We also use our ability to communicate around the world to help family members to get in touch with loved ones affected by a disaster.
Ham Radio operators have been on the scene helping in every disaster from the earthquakes in Nepal to the recent flooding in California.
Technology and the Maker Movement
I only became a Ham 5 years ago but many of my fellow Ham Radio operators got their license when they were in their early teens. Some have used what they learned to launch their careers. Many have had successful careers in STEM fields, all launched by their interest in Ham Radio at a young age. As technology advances so does the technology used in our hobby. We even have a Nobel laureate, Joe Taylor K1JT who is a ham. Joe has developed weak signal digital communication modes that let us communicate by bouncing signals off the moon!
As technology has advanced, so has the use of it in Ham Radio. Most Ham Radio operators have one or more computers in their shack. Many also have a software designed radio (SDR), where much of the radio functionality is implemented using Software. Hams use sound cards to run digital modes, which are a lot like texting over the radio. We use the internet extensively as part of operating. We can also make contacts through satellites orbiting the earth and even the International Space Station.
Most hams love do-it-yourself technical projects – building a station, home brewing an antenna, building a radio or other station component. In my day job, I am a program manager for software development projects. It has been a while since I have built anything myself. As a Ham, I taught myself how to code in Python and about the Raspberry Pi and I built the DX Alarm Clock.
One of the coolest things about being an amateur radio operator is that you can communicate with other hams all over the world. Ham Radio is an international community where we all have something in common to talk about. That is our stations and why we enjoy ham radio. The QSL card above is from a memorable QSO with Mal, VK6LC, from Western Australia, who was the last contact that I needed for a Worked All Zones award. I must have talked to him for 1/2 hour about his town in Australia and his pet kangaroos!

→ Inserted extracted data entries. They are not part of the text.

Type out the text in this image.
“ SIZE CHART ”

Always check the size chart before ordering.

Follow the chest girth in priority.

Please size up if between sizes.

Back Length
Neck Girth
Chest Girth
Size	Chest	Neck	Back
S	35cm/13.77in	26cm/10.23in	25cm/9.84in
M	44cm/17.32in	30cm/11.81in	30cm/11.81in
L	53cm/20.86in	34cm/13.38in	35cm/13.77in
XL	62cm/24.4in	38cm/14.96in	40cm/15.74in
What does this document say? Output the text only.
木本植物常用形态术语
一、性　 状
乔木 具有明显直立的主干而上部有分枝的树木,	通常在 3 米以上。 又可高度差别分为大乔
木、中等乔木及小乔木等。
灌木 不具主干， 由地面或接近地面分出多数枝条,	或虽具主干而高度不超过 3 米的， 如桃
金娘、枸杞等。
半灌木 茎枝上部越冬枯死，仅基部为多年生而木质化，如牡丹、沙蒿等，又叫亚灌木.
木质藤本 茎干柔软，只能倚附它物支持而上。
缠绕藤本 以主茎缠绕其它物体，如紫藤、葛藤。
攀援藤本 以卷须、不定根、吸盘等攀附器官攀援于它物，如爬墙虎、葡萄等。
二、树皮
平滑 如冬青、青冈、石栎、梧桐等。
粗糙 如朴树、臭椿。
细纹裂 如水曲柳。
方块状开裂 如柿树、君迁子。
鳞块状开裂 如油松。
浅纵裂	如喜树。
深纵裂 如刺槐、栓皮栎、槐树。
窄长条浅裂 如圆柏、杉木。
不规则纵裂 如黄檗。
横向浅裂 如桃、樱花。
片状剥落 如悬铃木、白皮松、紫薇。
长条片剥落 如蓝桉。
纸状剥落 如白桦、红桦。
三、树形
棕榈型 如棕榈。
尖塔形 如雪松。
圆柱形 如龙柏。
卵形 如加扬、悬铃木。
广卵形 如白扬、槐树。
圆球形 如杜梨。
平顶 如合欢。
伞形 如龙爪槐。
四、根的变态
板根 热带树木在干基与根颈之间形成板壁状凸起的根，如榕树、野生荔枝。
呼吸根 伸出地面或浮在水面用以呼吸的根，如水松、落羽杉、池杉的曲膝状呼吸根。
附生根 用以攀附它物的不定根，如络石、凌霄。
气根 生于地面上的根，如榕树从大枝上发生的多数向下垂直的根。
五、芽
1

I have learned much about geography from being on the air and trying to contact as many countries as I can. There are 339 DX Entities, which are countries or other geographical entities. I have learned where each one is in order to understand where propagation will allow me to make a contact. I have learned a great deal about world geography. Through exchanging QSL cards often get to see photos from so many areas of the world.
Achievement – DXing and Contesting
DXing and Contesting provide a sense of achievement and exciting opportunity for competition. Many Hams work toward operating awards. You can get an operating award for contacting all 50 states or contacting 100 or more countries. There are also awards for contacting Islands, cities in Japan, countries in Asia, or anything else you can imagine. Each of these operating awards provides a sense of accomplishment and helps to build skills. Contesting builds skills through competition among Hams to see who can make the most contacts with the most places in 24 or 48 hours. Contesting also improves our operating skills and teaches us to copy callsigns and additional data accurately.
Teaching Licensing Classes – Passing it On
Recently I joined a team of club members who teach license classes to others who want to get licensed or upgrade their existing licenses. Teaching provides a way to improve my presentation skills. It also helps me to really understand the material that we teach about Amateur Radio. It is a thrill at the end of the class to see many people earn their licenses or upgrades.
There are so many interesting aspects of Ham Radio which are what makes it such a great hobby. Getting your license can open up a world of possibilities. Upgrading to a new license class provides more opportunities to communicate over longer distances. Our club provides many resources to help you get your first license, upgrade to a new license class, and learn about the many aspects of our hobby.